LAW firms in Wiltshire are worried that people will have to spend more money to travel to court hearings, after the Ministry of Justice began sending some cases from Chippenham court to Salisbury and Swindon in order to wind the court down before its closure.

Solicitors fear some of their clients will find it increasingly difficult to travel to other courts because of high bus and train fares, and still feel the Chippenham courts should not be closed.

"Why are they closing a 20-year-old purpose-built court?" said Andrew Watts-Jones of Richard Griffiths & Co, who often acts as the duty solicitor at Chippenham.

"Chippenham is modern, it has a large number of well equipped cells, it has the facilities that a court requires, it has four court rooms that are light, airy and modern and it it fit for purpose.

"As of April 1 only magistrate court trials are being heard here and all other cases are being shifted across an arbitrary line that has been drawn across the county, which means many of the people who should be heard at Chippenham are having to spend more time and money getting to Salisbury and Swindon.

"I am generalising massively, but most people [courts deal with] come from the lowest economic strata and to to make them pay substantially more to travel further puts an added pressure on people who already have a lot of pressure on them."

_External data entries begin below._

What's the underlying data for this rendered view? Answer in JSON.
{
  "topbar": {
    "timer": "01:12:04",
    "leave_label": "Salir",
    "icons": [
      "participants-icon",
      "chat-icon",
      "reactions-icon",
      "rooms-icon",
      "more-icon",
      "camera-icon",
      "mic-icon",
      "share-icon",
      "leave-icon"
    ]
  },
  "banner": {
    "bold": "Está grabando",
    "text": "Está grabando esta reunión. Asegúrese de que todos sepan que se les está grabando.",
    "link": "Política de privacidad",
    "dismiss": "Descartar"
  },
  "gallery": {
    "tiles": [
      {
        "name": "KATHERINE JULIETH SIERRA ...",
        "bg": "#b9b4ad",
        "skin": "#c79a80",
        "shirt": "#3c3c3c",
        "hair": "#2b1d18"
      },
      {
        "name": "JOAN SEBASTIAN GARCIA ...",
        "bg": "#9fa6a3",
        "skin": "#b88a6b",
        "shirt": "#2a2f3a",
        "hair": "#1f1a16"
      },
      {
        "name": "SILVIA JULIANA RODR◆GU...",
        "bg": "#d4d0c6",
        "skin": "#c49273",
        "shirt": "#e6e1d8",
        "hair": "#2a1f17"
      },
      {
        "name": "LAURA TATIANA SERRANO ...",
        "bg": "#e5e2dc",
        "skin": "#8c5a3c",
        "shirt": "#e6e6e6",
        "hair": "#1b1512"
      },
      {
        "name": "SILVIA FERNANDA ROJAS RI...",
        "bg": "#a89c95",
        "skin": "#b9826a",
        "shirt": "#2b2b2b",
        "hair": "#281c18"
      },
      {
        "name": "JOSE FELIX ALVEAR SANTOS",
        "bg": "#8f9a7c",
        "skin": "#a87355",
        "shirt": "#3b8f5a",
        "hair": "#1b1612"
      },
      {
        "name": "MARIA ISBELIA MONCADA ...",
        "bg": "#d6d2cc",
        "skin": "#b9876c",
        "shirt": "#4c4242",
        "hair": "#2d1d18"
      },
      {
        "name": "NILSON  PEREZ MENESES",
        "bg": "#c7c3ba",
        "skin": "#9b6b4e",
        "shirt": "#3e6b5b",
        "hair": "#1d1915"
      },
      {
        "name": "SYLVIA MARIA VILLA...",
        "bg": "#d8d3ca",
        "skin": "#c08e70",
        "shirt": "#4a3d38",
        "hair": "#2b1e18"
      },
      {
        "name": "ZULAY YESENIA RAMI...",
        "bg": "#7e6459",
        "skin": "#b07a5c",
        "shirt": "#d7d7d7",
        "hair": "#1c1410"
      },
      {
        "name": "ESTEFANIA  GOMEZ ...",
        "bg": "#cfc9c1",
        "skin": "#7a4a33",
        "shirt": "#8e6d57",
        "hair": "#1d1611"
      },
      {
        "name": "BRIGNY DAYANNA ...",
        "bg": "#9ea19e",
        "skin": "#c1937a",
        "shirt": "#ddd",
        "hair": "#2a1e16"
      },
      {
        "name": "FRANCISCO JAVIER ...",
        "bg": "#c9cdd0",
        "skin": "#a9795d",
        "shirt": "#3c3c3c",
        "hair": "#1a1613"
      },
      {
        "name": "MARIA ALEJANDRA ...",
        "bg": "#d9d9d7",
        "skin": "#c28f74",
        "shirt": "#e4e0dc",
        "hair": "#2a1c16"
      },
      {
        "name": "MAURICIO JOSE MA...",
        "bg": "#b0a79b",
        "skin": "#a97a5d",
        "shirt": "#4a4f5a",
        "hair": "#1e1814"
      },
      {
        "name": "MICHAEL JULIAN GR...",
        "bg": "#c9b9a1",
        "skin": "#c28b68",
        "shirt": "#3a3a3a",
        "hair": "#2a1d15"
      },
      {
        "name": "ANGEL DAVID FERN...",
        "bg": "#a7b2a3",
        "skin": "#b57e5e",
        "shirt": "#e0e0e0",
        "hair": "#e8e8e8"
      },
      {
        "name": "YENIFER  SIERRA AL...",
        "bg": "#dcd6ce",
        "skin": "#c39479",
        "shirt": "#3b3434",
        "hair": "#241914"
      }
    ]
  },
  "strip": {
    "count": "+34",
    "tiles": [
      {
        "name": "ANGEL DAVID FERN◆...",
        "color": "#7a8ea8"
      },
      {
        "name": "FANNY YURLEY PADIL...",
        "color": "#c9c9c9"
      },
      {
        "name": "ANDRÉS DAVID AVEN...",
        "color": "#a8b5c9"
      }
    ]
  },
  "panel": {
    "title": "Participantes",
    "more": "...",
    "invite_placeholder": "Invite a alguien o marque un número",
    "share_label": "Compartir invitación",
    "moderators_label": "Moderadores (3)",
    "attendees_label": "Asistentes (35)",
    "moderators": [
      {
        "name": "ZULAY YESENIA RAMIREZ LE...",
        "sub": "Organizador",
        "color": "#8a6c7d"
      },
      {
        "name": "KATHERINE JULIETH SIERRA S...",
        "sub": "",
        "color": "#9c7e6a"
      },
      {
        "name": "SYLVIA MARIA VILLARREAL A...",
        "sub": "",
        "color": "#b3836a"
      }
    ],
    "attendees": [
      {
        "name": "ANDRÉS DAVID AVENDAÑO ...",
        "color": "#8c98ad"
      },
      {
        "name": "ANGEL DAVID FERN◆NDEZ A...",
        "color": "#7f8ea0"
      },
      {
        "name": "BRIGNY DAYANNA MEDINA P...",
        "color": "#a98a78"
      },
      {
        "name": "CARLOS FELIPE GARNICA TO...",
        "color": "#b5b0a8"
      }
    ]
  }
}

The solicitor believes that many more warrants to appear, which means police arrest people who have failed to turn up in court and then take them to the second court hearing, and which cost the taxpayer hundreds of pounds to issue, will be ordered as a result of changes.

This week Robert Bourns, the president of the Law Society of England and Wales,  said he was limited as to what he could say due to the General Election, but encouraged the winning party to reconsider the Ministry of Justice plans which proposed the closure of 86 courts, including Chippenham, across England and Wales as part of a £700 million cost-cutting exercise.

He said: “Whoever wins the General Election should put equal access to justice for all at the heart of their plans for the country.

"A key aspect of this is the ability to use a local court without incurring unreasonable expense so that everyone can exercise their rights.”

The Ministry of Justice said a closure date for Chippenham Law Courts had not yet been decided.